When I spoke to some of the people I knew at one Inner West artist collective, I found that the only way they could pay for their large warehouse studio was because their parents had brought them a home in the area (over 10 years ago when that didn’t mean shelling out close to a million bucks) so they didn’t have to worry about rent for housing. Others at this warehouse slept on the floor of their studio, or couch surfed at friend’s places, choosing to pay rent for their art space over rent for a living space, because it had reached a point where they needed to choose between the two.

But the area’s lack of affordability isn’t just pushing out artists. It affects students, families saving to purchase, people with incomes too low or employment too insecure to qualify for a mortgage, or people who simply choose to not prioritise income-generating work (think: mothers, community gardeners, care givers, musicians, etc).

The other danger of these rising costs is that the people remaining have little spare time left to do anything other than work, in order to afford to live here. So it becomes a double whammy, community life and vibrancy take a hit from both sides.

This is something that Barbara Pocock, from the Centre of Work+Life, keenly observed when she said, “we used to make ourselves in the street or the community, but we make ourselves increasingly in the workplace”.

An observation echoed by British psychologist and author Oliver James when he travelled to Sydney doing research for his book Affluenza. He said he found a city in thrall to American values and a puritan work ethic that robbed life of joy and real meaning. Middle-class Sydney (which the Inner West increasingly consists of) he said, is “packed with career-obsessed workaholics”.

A harsh call and maybe not quite fitting for this area, which is still home to a whole lot of life. But a timely warning, perhaps?
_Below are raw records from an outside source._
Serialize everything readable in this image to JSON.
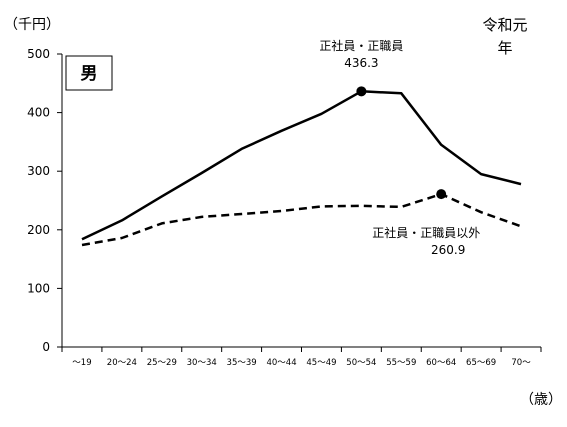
{
  "chart_data": {
    "type": "line",
    "title": "男",
    "year_label_line1": "令和元",
    "year_label_line2": "年",
    "ylabel": "（千円）",
    "xlabel": "（歳）",
    "ylim": [
      0,
      500
    ],
    "yticks": [
      "0",
      "100",
      "200",
      "300",
      "400",
      "500"
    ],
    "categories": [
      "～19",
      "20～24",
      "25～29",
      "30～34",
      "35～39",
      "40～44",
      "45～49",
      "50～54",
      "55～59",
      "60～64",
      "65～69",
      "70～"
    ],
    "grid": false,
    "series": [
      {
        "name": "正社員・正職員",
        "style": "solid",
        "values": [
          184,
          216,
          257,
          297,
          338,
          369,
          398,
          436.3,
          433,
          345,
          295,
          278
        ]
      },
      {
        "name": "正社員・正職員以外",
        "style": "dashed",
        "values": [
          174,
          186,
          211,
          222,
          227,
          232,
          240,
          241,
          239,
          260.9,
          230,
          206
        ]
      }
    ],
    "annotations": [
      {
        "series": 0,
        "index": 7,
        "label": "正社員・正職員",
        "value_label": "436.3"
      },
      {
        "series": 1,
        "index": 9,
        "label": "正社員・正職員以外",
        "value_label": "260.9"
      }
    ]
  }
}
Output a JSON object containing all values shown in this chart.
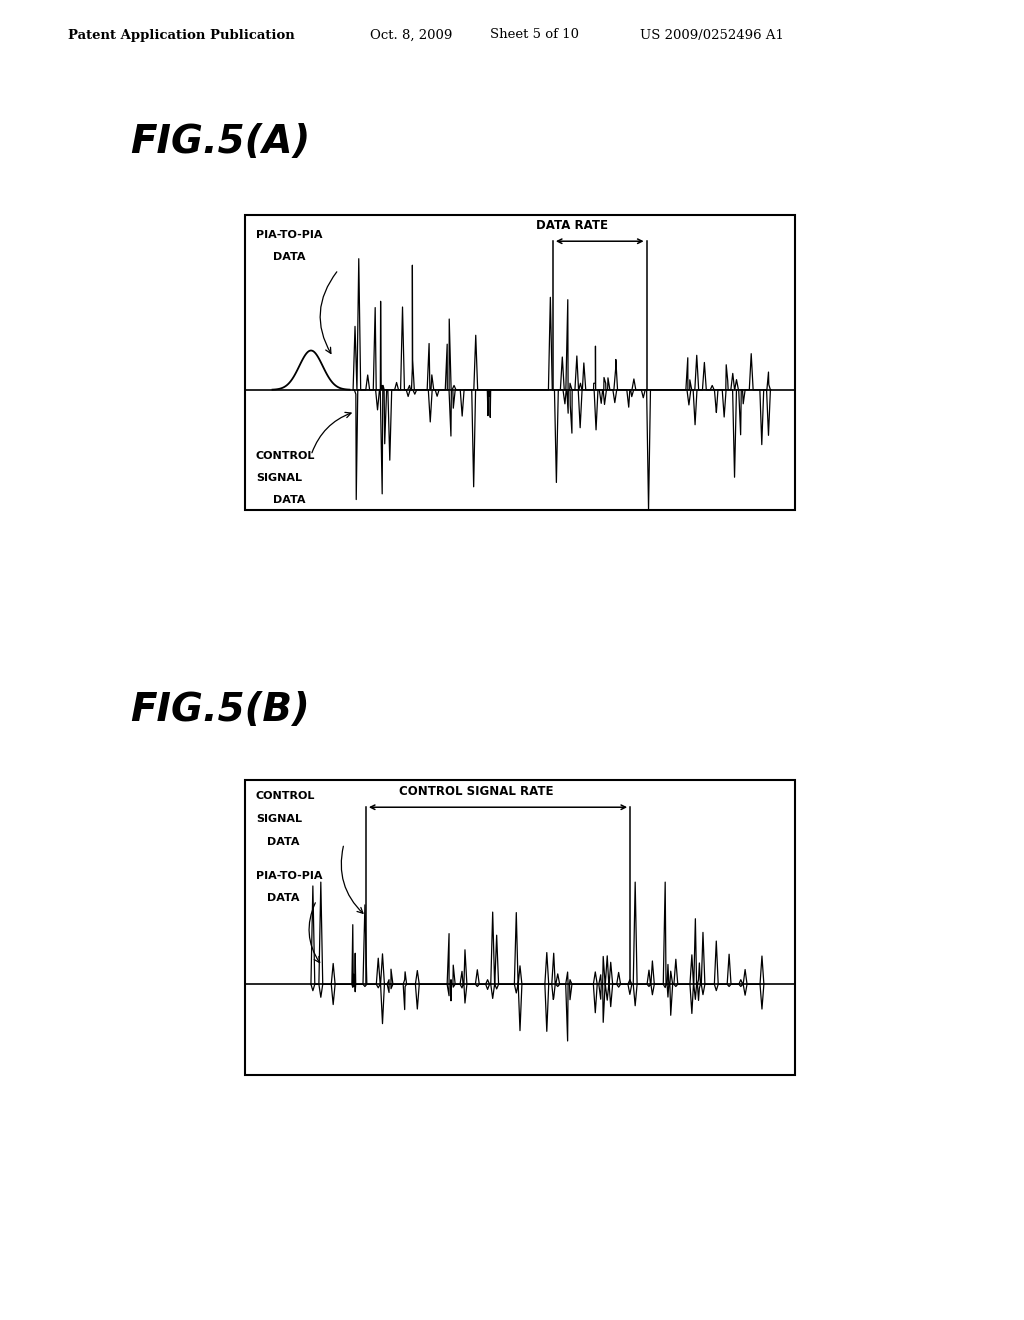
{
  "bg_color": "#ffffff",
  "header_text": "Patent Application Publication",
  "header_date": "Oct. 8, 2009",
  "header_sheet": "Sheet 5 of 10",
  "header_patent": "US 2009/0252496 A1",
  "fig_a_label": "FIG.5(A)",
  "fig_b_label": "FIG.5(B)",
  "panel_a_pia": "PIA-TO-PIA",
  "panel_a_pia2": "DATA",
  "panel_a_rate": "DATA RATE",
  "panel_a_ctrl1": "CONTROL",
  "panel_a_ctrl2": "SIGNAL",
  "panel_a_ctrl3": "DATA",
  "panel_b_ctrl1": "CONTROL",
  "panel_b_ctrl2": "SIGNAL",
  "panel_b_ctrl3": "DATA",
  "panel_b_rate": "CONTROL SIGNAL RATE",
  "panel_b_pia1": "PIA-TO-PIA",
  "panel_b_pia2": "DATA"
}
It seems some serious alternatives need to be considered if we don’t want to find ourselves living in a grey zone. Alternatives not just in terms of housing – although medium density and subsidised housing would be a great start – but in terms of how we evaluate the things that don’t generate high income. So often our society labels these pursuits as inferior, and the (non-monetary) value they give to our communities, goes unrecognized and unappreciated.

No one got rich studying a Phd, or by perfecting the art of a good homemade baklava, but our communities are greatly enriched by the people that choose to do those things anyway. We should thank them, and make room for them, not make it impossible for them to pay the rent.

‘Sydney Housing Facts and Figures’

  • In the nineteenth century, Sydney was primarily a city of tenants. It was not until after World War II that home ownership became more common than renting in Sydney.
  • In Sydney between 1994 and 2002, the real median house price five kilometres from the city increased by more than 100 per cent, while at 40 kilometres it increased by less than 50 per cent.
  • In 2011, the average house price in Inner West Sydney was about $800 – $900,000
  • In 2008, it was estimated that 95% of low income renters in the Marrickville area were experiencing housing stress, which represents an increase of 40% since 2001. There was no affordable housing stock available in 2008 for purchase for very low to low income households
  • There are approximately 80,000 houses and apartments in Sydney let to qualified low-income tenants by the NSW housing department, and only a further 8,000 by non-profit housing associations, cooperatives and welfare organisations. Provision of subsidised social housing in Sydney has declined over the past decade.
  • The Alpha House Artist Cooperative in Erskineville is the only example of a housing cooperative in the area. In 1994 the 12 connected townhouses were finally built after a long battle with the State government. Alpha House was the first group in NSW to be funded as a co-operative.
  • Back in 2004 it was leaked that the NSW Government planned to demolish the 30 story high Waterloo Public Housing towers and open the land up for private investors to build for private tenants. This was met with fierce community opposition at the time. Today it seems public housing estate will still be redeveloped and the amount of public housing in the area will decrease while private residencies increase.